Outra possibilidade é transformar o próprio território em espaço de autoprodução de alimentos. Na Ocupação Vitória, no extremo Norte de Belo Horizonte, praticamente todas as casas reservam uma parcela do terreno para a preservação da área verde e plantio de frutas, verduras e legumes. A partir de 2014, assessorados por apoiadores externos, alguns moradores e moradoras começaram a usar técnicas agroecológicas para a produção de alimentos e se tornaram referência na comunidade. Um deles é o agricultor José Adão Chaves da Silva, 55 anos, que parou de usar defensivos químicos e cuida de hortas com uma enorme variedade de plantas, que vão desde couve até o inusitado jiló branco.
De outra forma, seria difícil manter o próprio sustento: aposentado por invalidez, Adão foi morar na ocupação em 2013 pela impossibilidade de pagar aluguel. “Com o valor da aposentadoria dá pra passar o mês, até porque a gente não paga nem água nem luz. Pra quem paga fica mais difícil”, lamenta.
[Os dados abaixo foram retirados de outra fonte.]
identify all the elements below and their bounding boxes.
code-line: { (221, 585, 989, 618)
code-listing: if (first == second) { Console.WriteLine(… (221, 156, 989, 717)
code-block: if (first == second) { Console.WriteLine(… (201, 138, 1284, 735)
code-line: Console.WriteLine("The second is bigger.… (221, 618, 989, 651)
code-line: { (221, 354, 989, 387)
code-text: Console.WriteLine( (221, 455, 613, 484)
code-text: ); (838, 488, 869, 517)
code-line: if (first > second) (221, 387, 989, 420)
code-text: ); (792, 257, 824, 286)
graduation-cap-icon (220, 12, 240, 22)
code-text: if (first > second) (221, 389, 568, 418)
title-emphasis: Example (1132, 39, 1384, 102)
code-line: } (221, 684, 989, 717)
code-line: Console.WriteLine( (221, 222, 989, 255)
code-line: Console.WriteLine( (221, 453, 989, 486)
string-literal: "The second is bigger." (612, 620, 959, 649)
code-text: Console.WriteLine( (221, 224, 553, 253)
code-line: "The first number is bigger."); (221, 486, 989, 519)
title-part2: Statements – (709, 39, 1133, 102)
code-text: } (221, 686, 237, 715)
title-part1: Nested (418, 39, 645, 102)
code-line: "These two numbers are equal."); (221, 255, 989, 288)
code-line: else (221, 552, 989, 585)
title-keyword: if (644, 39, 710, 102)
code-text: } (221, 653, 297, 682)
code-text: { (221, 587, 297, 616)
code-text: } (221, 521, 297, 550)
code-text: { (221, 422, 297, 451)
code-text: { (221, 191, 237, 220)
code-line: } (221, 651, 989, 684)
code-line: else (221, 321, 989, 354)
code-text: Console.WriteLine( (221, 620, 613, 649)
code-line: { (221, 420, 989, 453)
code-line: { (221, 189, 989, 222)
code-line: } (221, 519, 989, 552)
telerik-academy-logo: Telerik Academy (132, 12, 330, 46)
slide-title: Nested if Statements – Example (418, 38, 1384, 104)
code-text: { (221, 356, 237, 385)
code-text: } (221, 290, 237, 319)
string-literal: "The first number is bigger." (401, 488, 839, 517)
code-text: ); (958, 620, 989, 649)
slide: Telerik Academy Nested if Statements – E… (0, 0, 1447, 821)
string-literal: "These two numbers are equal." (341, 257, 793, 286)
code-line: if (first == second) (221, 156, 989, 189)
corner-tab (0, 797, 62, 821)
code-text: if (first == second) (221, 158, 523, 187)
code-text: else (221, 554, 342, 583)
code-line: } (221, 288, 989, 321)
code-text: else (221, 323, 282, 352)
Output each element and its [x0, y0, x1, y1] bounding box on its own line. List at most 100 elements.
Além do trabalho no próprio quintal de casa, Adão passa seus conhecimentos a crianças e adolescentes em uma horta comunitária. “A gente tava fazendo um mutirão de combate a dengue, aí eu vi um terreno, gostei e perguntei pra coordenação se podia usar o espaço pra uma horta comunitária. Eles falaram ‘pode’. Eu arrumei uma turma e hoje a gente tá com uma horta grande”, conta.
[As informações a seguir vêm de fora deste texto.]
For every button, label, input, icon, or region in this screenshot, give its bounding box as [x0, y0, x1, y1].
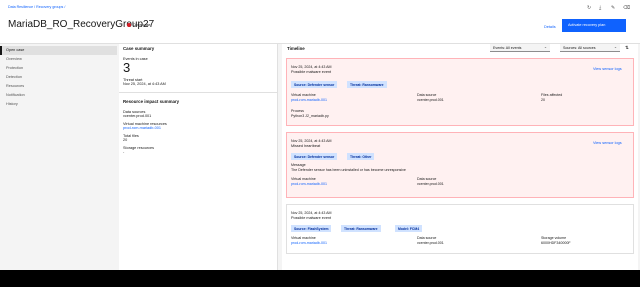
sidebar-item-protection[interactable]: Protection [0, 64, 117, 73]
sidebar-item-notification[interactable]: Notification [0, 91, 117, 100]
event-date: Nov 25, 2024, at 4:43 AM [291, 65, 332, 69]
vm-label: Virtual machine [291, 177, 316, 181]
data-sources-value: vcenter.prod.001 [123, 114, 152, 118]
vm-label: Virtual machine [291, 236, 316, 240]
details-link[interactable]: Details [544, 25, 556, 29]
threat-start-value: Nov 25, 2024, at 4:43 AM [123, 82, 166, 86]
sidebar-item-open-case[interactable]: Open case [0, 46, 117, 55]
events-filter-value: Events: All events [493, 46, 522, 50]
resource-impact-heading: Resource impact summary [123, 99, 180, 104]
case-summary-panel: Case summary Events in case 3 Threat sta… [119, 44, 278, 270]
vm-link[interactable]: prod-rom-mariadb-001 [291, 182, 327, 186]
event-tags: Source: Defender sensor Threat: Ransomwa… [291, 81, 631, 88]
threat-tag: Threat: Other [347, 153, 375, 160]
sidebar-item-resources[interactable]: Resources [0, 82, 117, 91]
sidebar: Open case Overview Protection Detection … [0, 44, 117, 270]
files-affected-label: Files affected [541, 93, 563, 97]
page-header: Data Resilience / Recovery groups / Mari… [0, 0, 640, 44]
edit-icon[interactable]: ✎ [611, 6, 616, 11]
data-source-label: Data source [417, 236, 437, 240]
storage-resources-value: - [123, 150, 125, 154]
breadcrumb[interactable]: Data Resilience / Recovery groups / [8, 5, 65, 9]
status-label: Open case [133, 23, 151, 27]
sidebar-item-overview[interactable]: Overview [0, 55, 117, 64]
timeline-event-card: Nov 25, 2024, at 4:43 AM Possible malwar… [286, 204, 634, 254]
data-source-label: Data source [417, 177, 437, 181]
event-date: Nov 25, 2024, at 4:43 AM [291, 211, 332, 215]
event-tags: Source: Defender sensor Threat: Other [291, 153, 631, 160]
events-in-case-value: 3 [123, 60, 131, 75]
vm-label: Virtual machine [291, 93, 316, 97]
event-title: Missed heartbeat [291, 144, 321, 148]
chevron-down-icon: ⌄ [613, 45, 617, 49]
event-title: Possible malware event [291, 70, 332, 74]
vm-resources-link[interactable]: prod-rom-mariadb-001 [119, 126, 277, 130]
app-window: Data Resilience / Recovery groups / Mari… [0, 0, 640, 270]
timeline-panel: Timeline Events: All events ⌄ Sources: A… [282, 44, 638, 270]
threat-tag: Threat: Ransomware [347, 81, 387, 88]
event-date: Nov 25, 2024, at 4:43 AM [291, 139, 332, 143]
source-tag: Source: FlashSystem [291, 225, 332, 232]
message-value: The Defender sensor has been uninstalled… [291, 168, 406, 172]
process-value: Python3 J2_mariadb.py [291, 114, 329, 118]
vm-link[interactable]: prod-rom-mariadb-001 [291, 241, 327, 245]
data-source-value: vcenter.prod.001 [417, 98, 444, 102]
source-tag: Source: Defender sensor [291, 153, 338, 160]
chevron-down-icon: ⌄ [543, 45, 547, 49]
sidebar-item-detection[interactable]: Detection [0, 73, 117, 82]
events-filter-dropdown[interactable]: Events: All events ⌄ [490, 44, 550, 52]
model-tag: Model: FCM4 [395, 225, 423, 232]
sources-filter-value: Sources: All sources [563, 46, 596, 50]
threat-tag: Threat: Ransomware [341, 225, 381, 232]
timeline-heading: Timeline [287, 46, 305, 51]
delete-icon[interactable]: ⌫ [623, 6, 630, 11]
data-source-value: vcenter.prod.001 [417, 182, 444, 186]
header-actions: ↻ ⤓ ✎ ⌫ [587, 6, 630, 11]
view-sensor-logs-link[interactable]: View sensor logs [593, 141, 622, 145]
storage-volume-value: 6000HDF340000F [541, 241, 571, 245]
storage-volume-label: Storage volume [541, 236, 567, 240]
event-title: Possible malware event [291, 216, 332, 220]
timeline-event-card: Nov 25, 2024, at 4:43 AM Missed heartbea… [286, 132, 634, 198]
refresh-icon[interactable]: ↻ [587, 6, 592, 11]
sidebar-item-history[interactable]: History [0, 100, 117, 109]
event-tags: Source: FlashSystem Threat: Ransomware M… [291, 225, 631, 232]
message-label: Message [291, 163, 306, 167]
files-affected-value: 20 [541, 98, 545, 102]
view-sensor-logs-link[interactable]: View sensor logs [593, 67, 622, 71]
activate-recovery-plan-button[interactable]: Activate recovery plan [562, 19, 626, 32]
timeline-event-card: Nov 25, 2024, at 4:43 AM Possible malwar… [286, 58, 634, 126]
status-badge: Open case [127, 23, 150, 27]
data-source-value: vcenter.prod.001 [417, 241, 444, 245]
case-summary-heading: Case summary [123, 46, 155, 51]
status-dot-icon [127, 23, 131, 27]
data-source-label: Data source [417, 93, 437, 97]
divider [119, 92, 277, 93]
source-tag: Source: Defender sensor [291, 81, 338, 88]
process-label: Process [291, 109, 304, 113]
sort-icon[interactable]: ⇅ [625, 46, 629, 51]
sources-filter-dropdown[interactable]: Sources: All sources ⌄ [560, 44, 620, 52]
download-icon[interactable]: ⤓ [599, 6, 604, 11]
total-files-value: 20 [123, 138, 128, 142]
vm-link[interactable]: prod-rom-mariadb-001 [291, 98, 327, 102]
No início, a comunidade recebeu apoio do Projeto de Segurança Alimentar Comunitária, realizado em parceria com a Fundação Oswaldo Cruz (Fiocruz) e as Brigadas Populares. A proposta era subsidiar a ampliação dos cultivos dos agricultores que já produziam de forma agroecológica, para viabilizar a distribuição gratuita de cestas verdes para as famílias da ocupação. Ao longo da iniciativa foram distribuídas mais de três mil cestas agroecológicas nas ocupações Vitória e Tomás Balduíno (Ribeirão das Neves), gerando renda para oito famílias agricultoras.
O projeto terminou em dezembro de 2020 e, em agosto de 2021, os moradores e as organizações parceiras começaram uma campanha de financiamento coletivo para ampliar o trabalho através de doações da sociedade civil. Além de garantir uma alimentação livre de agrotóxicos para parte da comunidade, os produtores comercializam os produtos semanalmente na feira de produtos agroecológicos, no centro da capital mineira.
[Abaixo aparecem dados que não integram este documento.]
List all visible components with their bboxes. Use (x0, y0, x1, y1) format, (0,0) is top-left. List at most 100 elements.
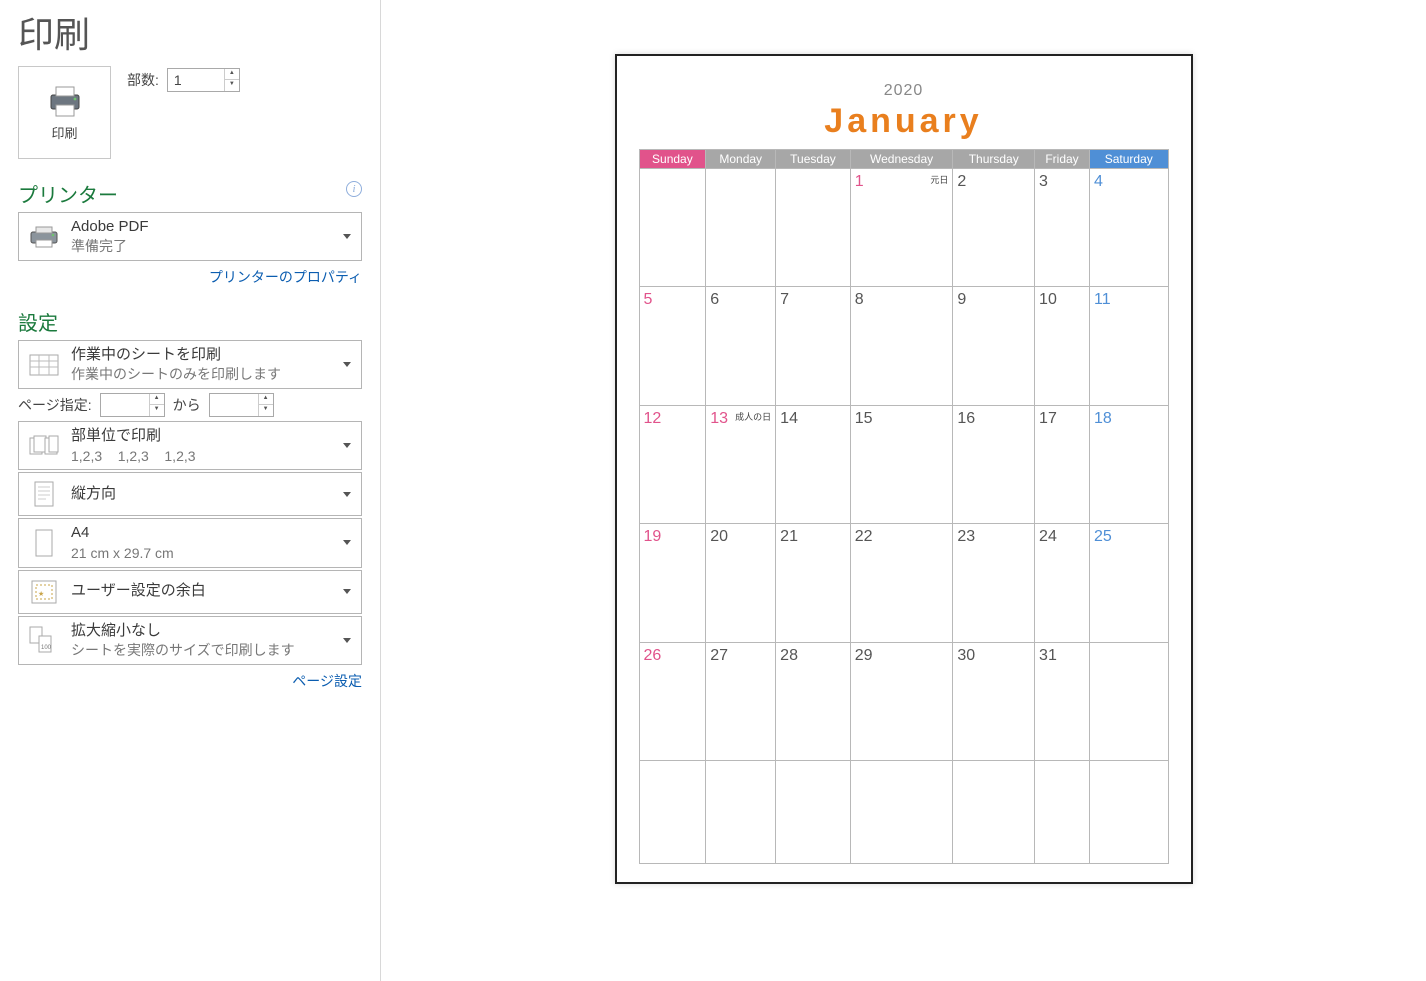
calendar-day-number: 10 (1039, 291, 1057, 308)
calendar-cell: 7 (776, 287, 851, 405)
calendar-day-number: 28 (780, 647, 798, 664)
chevron-up-icon[interactable]: ▲ (259, 394, 273, 405)
printer-select[interactable]: Adobe PDF 準備完了 (18, 212, 362, 261)
page-title: 印刷 (18, 6, 362, 58)
calendar-cell: 24 (1035, 524, 1090, 642)
calendar-cell: 22 (850, 524, 953, 642)
calendar-day-number: 12 (644, 410, 662, 427)
page-to-input[interactable] (210, 394, 258, 416)
calendar-cell (706, 169, 776, 287)
chevron-up-icon[interactable]: ▲ (225, 69, 239, 80)
scaling-sub: シートを実際のサイズで印刷します (71, 641, 333, 660)
margins-select[interactable]: ★ ユーザー設定の余白 (18, 570, 362, 614)
calendar-cell (706, 761, 776, 864)
calendar-day-number: 20 (710, 528, 728, 545)
calendar-day-number: 22 (855, 528, 873, 545)
calendar-cell: 12 (639, 405, 706, 523)
calendar-cell: 8 (850, 287, 953, 405)
calendar-day-note: 元日 (930, 173, 948, 186)
calendar-cell: 5 (639, 287, 706, 405)
calendar-weekday-header: Wednesday (850, 150, 953, 169)
scaling-icon: 100 (27, 626, 61, 654)
calendar-day-number: 3 (1039, 173, 1048, 190)
orientation-main: 縦方向 (71, 484, 333, 504)
print-what-main: 作業中のシートを印刷 (71, 345, 333, 365)
scaling-main: 拡大縮小なし (71, 621, 333, 641)
page-setup-link[interactable]: ページ設定 (18, 671, 362, 691)
chevron-up-icon[interactable]: ▲ (150, 394, 164, 405)
calendar-day-number: 27 (710, 647, 728, 664)
calendar-cell: 1 元日 (850, 169, 953, 287)
calendar-cell: 19 (639, 524, 706, 642)
collate-select[interactable]: 部単位で印刷 1,2,3 1,2,3 1,2,3 (18, 421, 362, 470)
print-button-label: 印刷 (51, 123, 77, 142)
caret-down-icon (343, 362, 351, 367)
page-range-label: ページ指定: (18, 395, 92, 415)
calendar-day-number: 23 (957, 528, 975, 545)
page-to-stepper[interactable]: ▲ ▼ (209, 393, 274, 417)
calendar-day-number: 16 (957, 410, 975, 427)
page-from-input[interactable] (101, 394, 149, 416)
calendar-day-number: 13 (710, 410, 728, 427)
print-preview-area: 2020 January SundayMondayTuesdayWednesda… (380, 0, 1426, 981)
calendar-day-number: 8 (855, 291, 864, 308)
calendar-table: SundayMondayTuesdayWednesdayThursdayFrid… (639, 149, 1169, 864)
paper-size-select[interactable]: A4 21 cm x 29.7 cm (18, 518, 362, 567)
calendar-day-number: 2 (957, 173, 966, 190)
printer-properties-link[interactable]: プリンターのプロパティ (18, 267, 362, 287)
page-from-stepper[interactable]: ▲ ▼ (100, 393, 165, 417)
calendar-cell: 30 (953, 642, 1035, 760)
scaling-select[interactable]: 100 拡大縮小なし シートを実際のサイズで印刷します (18, 616, 362, 665)
copies-stepper[interactable]: ▲ ▼ (167, 68, 240, 92)
calendar-day-number: 1 (855, 173, 864, 190)
calendar-cell (776, 761, 851, 864)
calendar-cell: 27 (706, 642, 776, 760)
chevron-down-icon[interactable]: ▼ (225, 80, 239, 91)
print-what-select[interactable]: 作業中のシートを印刷 作業中のシートのみを印刷します (18, 340, 362, 389)
calendar-cell: 31 (1035, 642, 1090, 760)
calendar-cell: 26 (639, 642, 706, 760)
calendar-day-number: 26 (644, 647, 662, 664)
calendar-cell: 17 (1035, 405, 1090, 523)
calendar-cell: 9 (953, 287, 1035, 405)
calendar-day-number: 11 (1094, 291, 1111, 308)
chevron-down-icon[interactable]: ▼ (259, 405, 273, 416)
calendar-day-number: 19 (644, 528, 662, 545)
print-button[interactable]: 印刷 (18, 66, 111, 159)
printer-icon (45, 83, 85, 119)
calendar-cell: 6 (706, 287, 776, 405)
info-icon[interactable]: i (346, 181, 362, 197)
page-range-to-label: から (173, 395, 201, 415)
calendar-day-number: 6 (710, 291, 719, 308)
calendar-cell: 18 (1090, 405, 1169, 523)
calendar-year: 2020 (639, 82, 1169, 100)
calendar-day-note: 成人の日 (735, 410, 771, 423)
copies-input[interactable] (168, 69, 224, 91)
calendar-cell: 10 (1035, 287, 1090, 405)
calendar-weekday-header: Tuesday (776, 150, 851, 169)
calendar-cell: 16 (953, 405, 1035, 523)
copies-label: 部数: (127, 70, 159, 90)
calendar-cell: 23 (953, 524, 1035, 642)
caret-down-icon (343, 540, 351, 545)
calendar-cell (1035, 761, 1090, 864)
collate-main: 部単位で印刷 (71, 426, 333, 446)
margins-main: ユーザー設定の余白 (71, 581, 333, 601)
calendar-cell (850, 761, 953, 864)
calendar-cell: 21 (776, 524, 851, 642)
calendar-cell (1090, 642, 1169, 760)
caret-down-icon (343, 638, 351, 643)
calendar-weekday-header: Thursday (953, 150, 1035, 169)
caret-down-icon (343, 492, 351, 497)
calendar-day-number: 29 (855, 647, 873, 664)
orientation-select[interactable]: 縦方向 (18, 472, 362, 516)
sheets-icon (27, 354, 61, 376)
settings-section-title: 設定 (18, 307, 362, 336)
calendar-cell (1090, 761, 1169, 864)
calendar-weekday-header: Monday (706, 150, 776, 169)
calendar-day-number: 14 (780, 410, 798, 427)
calendar-cell (953, 761, 1035, 864)
portrait-icon (27, 481, 61, 507)
chevron-down-icon[interactable]: ▼ (150, 405, 164, 416)
calendar-day-number: 15 (855, 410, 873, 427)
“Hoje mesmo eu fiz uma doação pras pessoas aqui, com as alfaces. Tirei alguns pé de alface e doei. Às vezes a pessoa não tem condições de comprar um pé de alface, aí a gente dá”, conta Adão. O acesso à alimentação, fundamental para a sobrevivência de milhões de famílias, tem sido garantido pelo fortalecimento das noções de comunidade e cooperação.
A solidariedade ajuda, principalmente em momentos de crise, mas não resolve o problema, como pontua Flávia Sarti, professora de Economia e Políticas Públicas de Saúde, Alimentação e Nutrição da Universidade de São Paulo. “A solidariedade se esgota. As pessoas não têm condição de sustentar isso como política recorrente”, comenta a pesquisadora.
O professor Francisco da Mata complementa, destacando o risco de sustentarmos a questão alimentar sem políticas públicas eficientes e multidisciplinares: “Segurança alimentar implica uma política de controle de processos produtivos: o que será produzido, por quem, qual a relação com a cultura local. Do ponto de vista alimentar, nós estamos perdendo a batalha”, lamenta.